Still, the expansion of carbon markets raises questions about governance, transparency, and verification. Carbon credits depend on accurate measurement of emissions reductions, and past markets have faced criticism over inflated claims and weak oversight.
StakeBridge notes that Nigeria’s decision places its emerging carbon market under early international scrutiny. Verification systems, regulatory clarity, and institutional capacity will determine whether the market attracts sustained investment.
A Contested but Expanding System
Beyond Nigeria, carbon markets remain a contested tool in global climate policy. Proponents argue that they unlock finance for mitigation projects in developing countries. Critics warn that poorly regulated markets can allow emitters to offset rather than reduce emissions, while host countries may not capture full value.

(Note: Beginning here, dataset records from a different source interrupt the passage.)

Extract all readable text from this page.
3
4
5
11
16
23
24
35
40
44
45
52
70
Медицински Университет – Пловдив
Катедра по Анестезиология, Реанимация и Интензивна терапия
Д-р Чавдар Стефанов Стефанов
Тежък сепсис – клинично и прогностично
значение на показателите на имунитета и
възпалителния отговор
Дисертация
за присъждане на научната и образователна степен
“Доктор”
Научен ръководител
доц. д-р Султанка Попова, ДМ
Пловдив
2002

In Nigeria’s case, the scale of the clean cooking project highlights both opportunity and complexity. The distribution of efficient stoves reduces fuel use and emissions, but also depends on sustained adoption, behavioural change, and supply chains that reach rural households.
There are also broader structural questions. As carbon markets expand, countries must decide how to balance immediate financial gains with long-term climate goals, including the need to meet their own nationally determined contributions under the Paris Agreement.
What Comes Next
Nigeria’s first Article 6 authorisation signals the beginning of a new phase in its climate policy, where frameworks are translated into transactions. With thousands of project proposals already submitted under the national carbon market framework, according to National Update, the pipeline is expected to grow.
For policymakers, the next steps lie in strengthening oversight systems, ensuring transparency in credit issuance, and aligning carbon market activities with national development priorities. Effective monitoring, clear benefit-sharing mechanisms, and robust verification processes will be central to maintaining credibility.
As international demand for carbon credits increases, Nigeria’s experience will test whether carbon markets can deliver both emissions reductions and measurable gains for local communities.
The authorisation of 5.2 million credits marks an entry point. How the system evolves will determine whether carbon trading becomes a durable source of climate finance or another contested layer in the global response to climate change.